Marko Marić

Personal information
- Date of birth: 25 April 1983 (age 43)
- Place of birth: Zagreb, SR Croatia, SFR Yugoslavia
- Height: 1.89 m (6 ft 2 in)
- Position: Midfielder

Youth career
- 2000–2003: NK Zagreb

Senior career*
- Years: Team / Apps / (Gls)
- 2000–2005: NK Zagreb / 35 / (0)
- 2001–2002: → NK Marsonia (loan) / 1 / (0)
- 2005–2007: Egaleo / 41 / (1)
- 2007–2009: Lille / 5 / (1)
- 2010: Skoda Xanthi / 3 / (0)
- 2011: Chicago Fire / 1 / (0)

International career
- Croatia U21

Managerial career
- 2018: Dinamo Zagreb (assistant)

= Marko Marić (footballer, born 1983) =

Croatian footballer (born 1983)

Marko Marić (born 25 April 1983) is a Croatian former professional footballer.

==Playing career==

===Europe===
Born in Zagreb, Marić began his career with Croatia's NK Zagreb and in two years at the club appeared in 35 league matches. In 2005, he joined Greek First Division side Egaleo. In two years in Greece Marić appeared in 41 league matches and scored one goal. His play with Egaleo did not go unnoticed and Marić started to receive interest from higher-level clubs.

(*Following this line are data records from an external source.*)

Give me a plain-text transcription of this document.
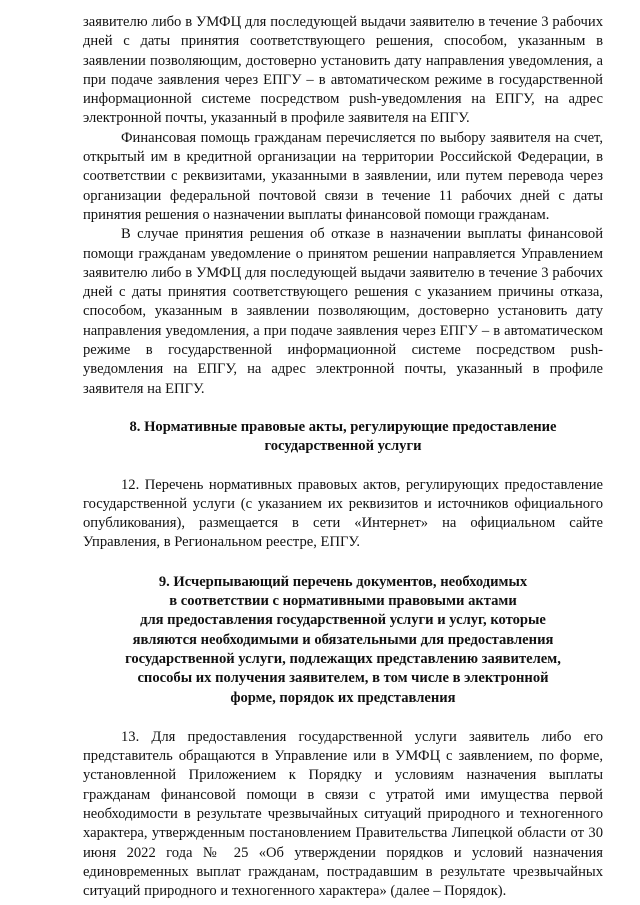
заявителю либо в УМФЦ для последующей выдачи заявителю в течение 3 рабочих дней с даты принятия соответствующего решения, способом, указанным в заявлении позволяющим, достоверно установить дату направления уведомления, а при подаче заявления через ЕПГУ – в автоматическом режиме в государственной информационной системе посредством push-уведомления на ЕПГУ, на адрес электронной почты, указанный в профиле заявителя на ЕПГУ.

Финансовая помощь гражданам перечисляется по выбору заявителя на счет, открытый им в кредитной организации на территории Российской Федерации, в соответствии с реквизитами, указанными в заявлении, или путем перевода через организации федеральной почтовой связи в течение 11 рабочих дней с даты принятия решения о назначении выплаты финансовой помощи гражданам.

В случае принятия решения об отказе в назначении выплаты финансовой помощи гражданам уведомление о принятом решении направляется Управлением заявителю либо в УМФЦ для последующей выдачи заявителю в течение 3 рабочих дней с даты принятия соответствующего решения с указанием причины отказа, способом, указанным в заявлении позволяющим, достоверно установить дату направления уведомления, а при подаче заявления через ЕПГУ – в автоматическом режиме в государственной информационной системе посредством push-уведомления на ЕПГУ, на адрес электронной почты, указанный в профиле заявителя на ЕПГУ.

8. Нормативные правовые акты, регулирующие предоставление
государственной услуги

12. Перечень нормативных правовых актов, регулирующих предоставление государственной услуги (с указанием их реквизитов и источников официального опубликования), размещается в сети «Интернет» на официальном сайте Управления, в Региональном реестре, ЕПГУ.

9. Исчерпывающий перечень документов, необходимых
в соответствии с нормативными правовыми актами
для предоставления государственной услуги и услуг, которые
являются необходимыми и обязательными для предоставления
государственной услуги, подлежащих представлению заявителем,
способы их получения заявителем, в том числе в электронной
форме, порядок их представления

13. Для предоставления государственной услуги заявитель либо его представитель обращаются в Управление или в УМФЦ с заявлением, по форме, установленной Приложением к Порядку и условиям назначения выплаты гражданам финансовой помощи в связи с утратой ими имущества первой необходимости в результате чрезвычайных ситуаций природного и техногенного характера, утвержденным постановлением Правительства Липецкой области от 30 июня 2022 года № 25 «Об утверждении порядков и условий назначения единовременных выплат гражданам, пострадавшим в результате чрезвычайных ситуаций природного и техногенного характера» (далее – Порядок).
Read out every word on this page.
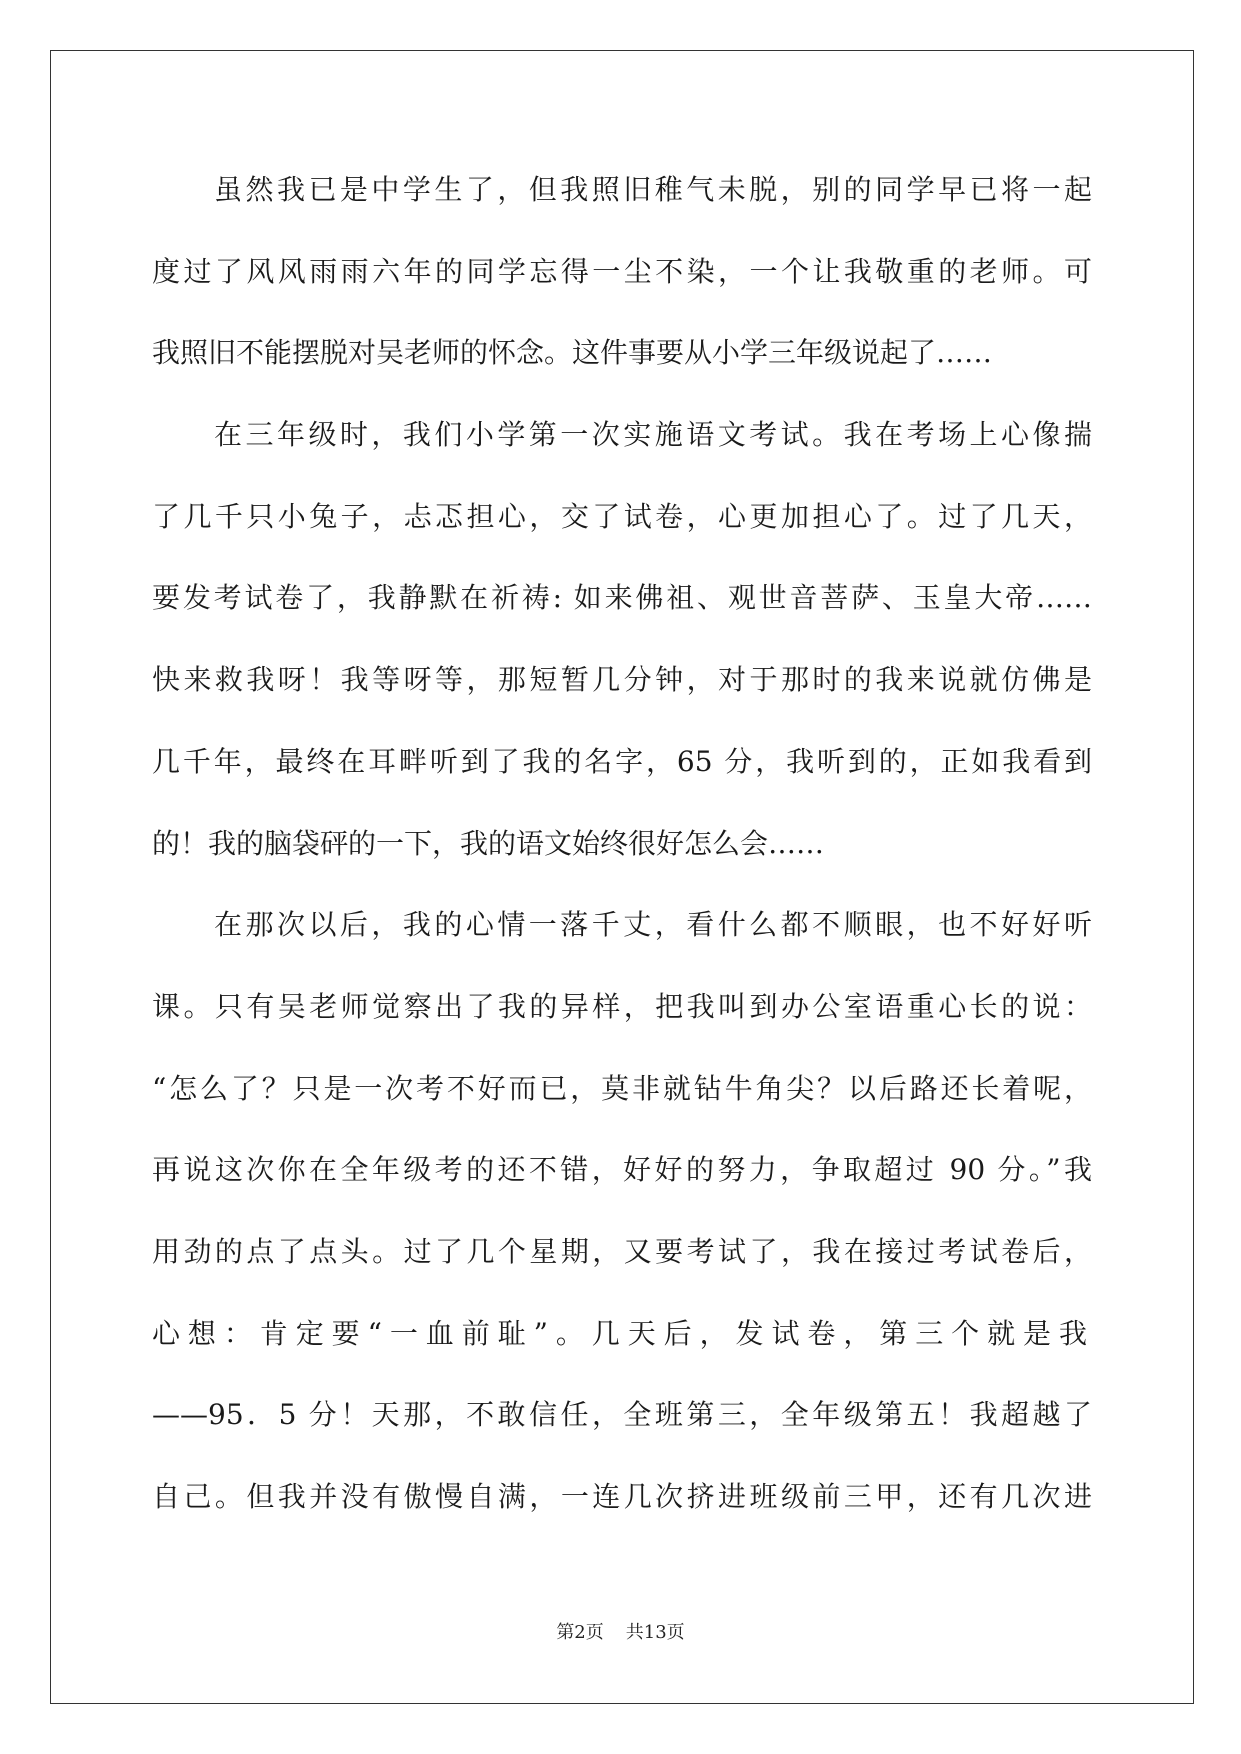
虽然我已是中学生了，但我照旧稚气未脱，别的同学早已将一起
度过了风风雨雨六年的同学忘得一尘不染，一个让我敬重的老师。可
我照旧不能摆脱对吴老师的怀念。这件事要从小学三年级说起了……
在三年级时，我们小学第一次实施语文考试。我在考场上心像揣
了几千只小兔子，忐忑担心，交了试卷，心更加担心了。过了几天，
要发考试卷了，我静默在祈祷: 如来佛祖、观世音菩萨、玉皇大帝……
快来救我呀！我等呀等，那短暂几分钟，对于那时的我来说就仿佛是
几千年，最终在耳畔听到了我的名字，65 分，我听到的，正如我看到
的！我的脑袋砰的一下，我的语文始终很好怎么会……
在那次以后，我的心情一落千丈，看什么都不顺眼，也不好好听
课。只有吴老师觉察出了我的异样，把我叫到办公室语重心长的说：
“怎么了？只是一次考不好而已，莫非就钻牛角尖？以后路还长着呢，
再说这次你在全年级考的还不错，好好的努力，争取超过 90 分。”我
用劲的点了点头。过了几个星期，又要考试了，我在接过考试卷后，
心想：肯定要“一血前耻”。几天后，发试卷，第三个就是我
——95．5 分！天那，不敢信任，全班第三，全年级第五！我超越了
自己。但我并没有傲慢自满，一连几次挤进班级前三甲，还有几次进
第2页 共13页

In the summer of 2007 he signed a three-year contract with France's Lille OSC. In two years at the club Marić received limited playing time making five league appearances and scoring one goal. On 29 January 2010 the Croatian midfielder left Lille and returned to Greece signing for Skoda Xanthi.

===North America===
On 2 March 2011, Marić signed with Chicago Fire of Major League Soccer. He made his debut for his new team on 14 April 2011 in a game against the Portland Timbers. That proved to be the only match Marić played for Chicago before suffering an injury and spending the remainder of season on the injured reserve. Marić was eventually waived by the club on 14 September 2011.

==Coaching career==
On 13 March 2018, Marić was named assistant coach of Croatian team Dinamo Zagreb in staff of manager Nikola Jurčević.